A minha mãe e os meus irmãos sempre precisaram de mim e eu nunca medi esforços para ajudá-los, nunca sequer pensei em mim mesma. Esperança é algo perigoso para quem vive com tão pouco como eu, sempre soube disso, mas passei a questionar após as visitas da Madame Beaumont. Ela me ensinou um pouco de tudo sobre todas as coisas, aprendi somar, subtrair, dividir e multiplicar, foi muito útil pois nunca deixei que me tomassem por tola na hora do pagamento pelas roupas e pelo leite e queijo que vendíamos na feira aos domingos. 

 

Ela me ensinou a falar corretamente. M antes de P e B: Campo, Comboia, Samba, Tempo. Mas concessão e mais somatória. Aprendi a classificar as palavras em diferentes sentidos: o morfológico e sintático. 

 

Todas as quartas ela me trazia uma folha em branco e pedia que eu anotasse tudo o que eu aprendi ao longo da semana, ao anoitecer eu espremia os olhos à luz da lua para conseguir escrever pois estivera ocupada durante o dia e gastar querosene para ascender uma lamparina era um luxo que não podíamos pagar. 

 

Madame Beaumont me fez acreditar que com isso eu poderia me inscrever para o exame de seleção da Escola Santos-Drummond e tirar eu e a minha família da miséria que vivíamos. Os esforços de estudar à noite sem luz acabaram me causando miopia e um dia eu fiquei tão ansiosa com uma questão que envolvia raiz quadrada que acabei queimando uma blusa muito delicada e perdemos sete reais porque a mulher se recusou a pagar. 

 

Sete reais.
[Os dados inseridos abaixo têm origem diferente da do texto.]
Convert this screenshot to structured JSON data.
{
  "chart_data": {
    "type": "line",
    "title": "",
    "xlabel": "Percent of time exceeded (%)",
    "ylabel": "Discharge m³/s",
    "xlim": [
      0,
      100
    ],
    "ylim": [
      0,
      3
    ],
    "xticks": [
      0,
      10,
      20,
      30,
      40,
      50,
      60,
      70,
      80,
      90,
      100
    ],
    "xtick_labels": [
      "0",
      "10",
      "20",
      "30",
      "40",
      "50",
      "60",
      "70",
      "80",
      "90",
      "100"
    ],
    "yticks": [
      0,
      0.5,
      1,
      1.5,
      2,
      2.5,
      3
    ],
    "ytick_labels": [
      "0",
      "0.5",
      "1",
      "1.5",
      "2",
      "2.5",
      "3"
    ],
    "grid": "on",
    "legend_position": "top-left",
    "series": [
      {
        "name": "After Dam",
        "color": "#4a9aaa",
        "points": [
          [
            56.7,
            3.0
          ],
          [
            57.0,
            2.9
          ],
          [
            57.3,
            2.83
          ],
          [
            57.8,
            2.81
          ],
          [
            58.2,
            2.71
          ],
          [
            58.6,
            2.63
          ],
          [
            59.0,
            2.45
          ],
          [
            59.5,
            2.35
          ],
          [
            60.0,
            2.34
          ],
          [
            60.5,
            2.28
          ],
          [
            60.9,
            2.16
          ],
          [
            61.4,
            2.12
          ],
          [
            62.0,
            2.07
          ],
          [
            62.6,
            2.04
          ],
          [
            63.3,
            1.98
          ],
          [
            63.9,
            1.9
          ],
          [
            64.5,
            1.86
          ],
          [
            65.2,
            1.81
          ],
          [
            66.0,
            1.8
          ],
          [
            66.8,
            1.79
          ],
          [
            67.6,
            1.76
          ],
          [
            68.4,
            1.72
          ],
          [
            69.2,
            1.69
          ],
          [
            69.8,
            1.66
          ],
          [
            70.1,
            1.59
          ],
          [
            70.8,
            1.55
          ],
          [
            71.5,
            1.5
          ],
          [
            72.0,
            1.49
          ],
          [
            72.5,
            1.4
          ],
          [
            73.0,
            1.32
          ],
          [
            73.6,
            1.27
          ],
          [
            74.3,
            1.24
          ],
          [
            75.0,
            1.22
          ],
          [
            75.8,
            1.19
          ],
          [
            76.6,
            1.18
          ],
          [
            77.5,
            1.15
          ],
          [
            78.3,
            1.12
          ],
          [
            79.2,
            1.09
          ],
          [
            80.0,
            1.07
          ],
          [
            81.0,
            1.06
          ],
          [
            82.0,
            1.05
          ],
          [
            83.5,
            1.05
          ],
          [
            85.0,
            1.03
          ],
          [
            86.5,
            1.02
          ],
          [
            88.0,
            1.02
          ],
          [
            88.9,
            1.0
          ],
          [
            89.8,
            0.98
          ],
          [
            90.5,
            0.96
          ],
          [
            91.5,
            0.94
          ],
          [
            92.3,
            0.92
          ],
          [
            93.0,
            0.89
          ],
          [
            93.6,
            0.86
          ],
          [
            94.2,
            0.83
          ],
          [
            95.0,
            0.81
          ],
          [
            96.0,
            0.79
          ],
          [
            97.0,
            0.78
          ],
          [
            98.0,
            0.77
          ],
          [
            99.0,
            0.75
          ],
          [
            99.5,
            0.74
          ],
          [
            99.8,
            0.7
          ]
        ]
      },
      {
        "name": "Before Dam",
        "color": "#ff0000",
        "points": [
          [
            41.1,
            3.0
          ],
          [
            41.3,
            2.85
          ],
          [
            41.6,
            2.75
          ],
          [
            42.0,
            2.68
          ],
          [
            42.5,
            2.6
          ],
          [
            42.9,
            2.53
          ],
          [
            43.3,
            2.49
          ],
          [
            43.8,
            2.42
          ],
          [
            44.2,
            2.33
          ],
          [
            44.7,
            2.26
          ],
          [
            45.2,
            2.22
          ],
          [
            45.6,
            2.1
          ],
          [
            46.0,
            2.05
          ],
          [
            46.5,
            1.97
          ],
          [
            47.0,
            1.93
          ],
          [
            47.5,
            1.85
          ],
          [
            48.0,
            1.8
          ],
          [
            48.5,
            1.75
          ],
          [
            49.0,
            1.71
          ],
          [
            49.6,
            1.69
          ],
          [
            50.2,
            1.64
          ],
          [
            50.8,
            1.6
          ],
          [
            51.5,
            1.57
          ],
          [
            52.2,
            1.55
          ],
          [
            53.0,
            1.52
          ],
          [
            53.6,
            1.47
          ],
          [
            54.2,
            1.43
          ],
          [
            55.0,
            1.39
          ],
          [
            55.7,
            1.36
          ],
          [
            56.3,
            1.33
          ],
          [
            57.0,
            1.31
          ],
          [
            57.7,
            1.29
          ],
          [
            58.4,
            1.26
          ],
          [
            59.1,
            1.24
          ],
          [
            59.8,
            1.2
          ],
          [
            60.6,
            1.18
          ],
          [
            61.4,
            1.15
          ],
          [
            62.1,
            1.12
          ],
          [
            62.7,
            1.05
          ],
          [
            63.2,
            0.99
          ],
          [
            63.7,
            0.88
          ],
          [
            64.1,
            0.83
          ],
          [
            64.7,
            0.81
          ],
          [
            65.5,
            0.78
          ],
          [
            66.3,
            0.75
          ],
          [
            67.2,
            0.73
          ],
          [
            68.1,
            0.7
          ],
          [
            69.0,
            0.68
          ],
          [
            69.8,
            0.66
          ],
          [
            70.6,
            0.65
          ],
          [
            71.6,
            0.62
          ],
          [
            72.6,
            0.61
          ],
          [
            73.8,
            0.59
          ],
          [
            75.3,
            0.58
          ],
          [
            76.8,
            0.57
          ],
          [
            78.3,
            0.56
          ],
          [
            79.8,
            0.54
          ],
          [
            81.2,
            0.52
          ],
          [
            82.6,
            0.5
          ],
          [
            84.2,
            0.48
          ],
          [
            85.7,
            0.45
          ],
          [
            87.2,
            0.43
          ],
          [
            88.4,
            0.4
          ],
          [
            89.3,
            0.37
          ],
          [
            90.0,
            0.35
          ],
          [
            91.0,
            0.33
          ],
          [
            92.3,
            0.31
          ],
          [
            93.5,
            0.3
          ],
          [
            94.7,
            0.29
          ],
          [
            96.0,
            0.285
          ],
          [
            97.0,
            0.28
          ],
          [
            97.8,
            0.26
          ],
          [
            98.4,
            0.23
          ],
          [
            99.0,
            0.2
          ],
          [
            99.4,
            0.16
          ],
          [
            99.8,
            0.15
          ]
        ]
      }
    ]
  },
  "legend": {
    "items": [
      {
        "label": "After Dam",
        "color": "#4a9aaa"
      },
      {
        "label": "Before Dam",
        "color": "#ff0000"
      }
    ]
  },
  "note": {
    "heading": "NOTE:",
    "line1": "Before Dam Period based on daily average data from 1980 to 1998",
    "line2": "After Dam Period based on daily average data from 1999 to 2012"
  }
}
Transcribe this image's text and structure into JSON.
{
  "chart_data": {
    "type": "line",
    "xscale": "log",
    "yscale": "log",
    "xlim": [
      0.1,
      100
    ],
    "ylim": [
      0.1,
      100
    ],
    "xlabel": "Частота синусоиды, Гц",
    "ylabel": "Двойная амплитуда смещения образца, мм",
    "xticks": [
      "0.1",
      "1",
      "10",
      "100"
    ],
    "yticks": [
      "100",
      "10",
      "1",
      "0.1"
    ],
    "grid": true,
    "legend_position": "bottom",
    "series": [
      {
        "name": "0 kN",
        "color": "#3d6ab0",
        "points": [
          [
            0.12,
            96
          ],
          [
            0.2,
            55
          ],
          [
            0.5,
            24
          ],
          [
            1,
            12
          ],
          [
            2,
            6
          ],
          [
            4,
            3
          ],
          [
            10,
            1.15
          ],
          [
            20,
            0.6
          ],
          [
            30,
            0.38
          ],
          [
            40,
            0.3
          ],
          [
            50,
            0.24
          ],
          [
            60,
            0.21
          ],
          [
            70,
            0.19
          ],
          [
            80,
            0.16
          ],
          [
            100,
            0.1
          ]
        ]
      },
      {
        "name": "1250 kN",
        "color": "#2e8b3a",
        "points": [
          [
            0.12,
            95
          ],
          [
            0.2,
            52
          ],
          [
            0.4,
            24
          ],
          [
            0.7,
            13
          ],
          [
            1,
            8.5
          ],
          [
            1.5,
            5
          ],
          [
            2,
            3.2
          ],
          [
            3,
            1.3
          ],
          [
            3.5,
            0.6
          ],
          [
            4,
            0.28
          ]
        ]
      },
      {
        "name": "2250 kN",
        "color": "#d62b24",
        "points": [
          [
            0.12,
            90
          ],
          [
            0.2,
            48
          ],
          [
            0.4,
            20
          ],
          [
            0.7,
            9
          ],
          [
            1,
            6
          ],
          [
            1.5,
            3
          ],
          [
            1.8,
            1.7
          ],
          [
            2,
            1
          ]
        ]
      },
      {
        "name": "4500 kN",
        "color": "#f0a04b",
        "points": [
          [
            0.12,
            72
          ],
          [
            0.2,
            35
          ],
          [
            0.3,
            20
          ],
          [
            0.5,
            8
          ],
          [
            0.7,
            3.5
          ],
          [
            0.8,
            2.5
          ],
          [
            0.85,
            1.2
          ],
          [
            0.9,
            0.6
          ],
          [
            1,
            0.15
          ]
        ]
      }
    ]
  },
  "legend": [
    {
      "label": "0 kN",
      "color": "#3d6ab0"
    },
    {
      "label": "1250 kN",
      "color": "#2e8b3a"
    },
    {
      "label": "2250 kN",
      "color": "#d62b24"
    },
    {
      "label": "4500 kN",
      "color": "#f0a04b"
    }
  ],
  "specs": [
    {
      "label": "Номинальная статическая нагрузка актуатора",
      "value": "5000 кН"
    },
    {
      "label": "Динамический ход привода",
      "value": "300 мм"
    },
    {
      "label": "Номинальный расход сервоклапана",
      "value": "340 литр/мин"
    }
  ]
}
É muito dinheiro desperdiçado e o meu irmão mais novo acabou ficando sem o seu leite, se ao menos ainda tivéssemos uma vaca não estaríamos tão desesperados mas Esperança morreu de sede na seca do ano passado. 

 

No mês seguinte eu participei do exame de seleção e havia muitas pessoas que acreditavam em mim, mas eu não fui aprovada. Nem sequer fiquei entre os dez suplentes e desde então prometi a mim mesma que nunca mais desperdiçaria meu tempo com esses sonhos absurdos. 

 

Meu irmão de três anos morreu de desinteira após uma noite difícil. Minha irmã de onze anos se mudou para a cidade pra trabalhar como faxineira. Minha mãe se recuperou e voltou a passar as roupas, ensinei o meu irmão de oito anos a ir fazer as entregas sozinho e eu ficava responsável pelas tarefas domésticas. 

 

As coisas melhoraram um pouco quando o meu irmão mais velho se juntou ao exército e passou a nos enviar uma mesada de cem reais por mês, instalamos energia elétrica e compramos um fogão e uma galinha. 

 

No ano seguinte a minha mãe faleceu, a suspeita era de febre amarela mas o governo do estado não queria causar tumulto sobre a doença e por isso registraram como gripe. Eu tinha apenas dezesseis anos quando fui às ruas pedir esmola pela primeira vez, fingi que havia uma tia cuidando de mim e do meu irmão para que não nos levassem para um orfanato e tentei nos manter vivos. 

 

Um dia, depois de famintas quarenta e oito horas e um surto de loucura, entreguei tudo o que me restava e encarei o exame seletivo pela segunda vez. Estava cansada demais para continuar a levar aquela vida e, se o meu destino não me reservasse algo melhor então que eu caísse morta no chão, não me importaria. Os resultados saíram e, para a minha surpresa, eu passei. 

 

Comecei a estudar no primeiro semestre do ano que se seguiu determinada a não deixar o meu passado interferir negativamente no meu futuro.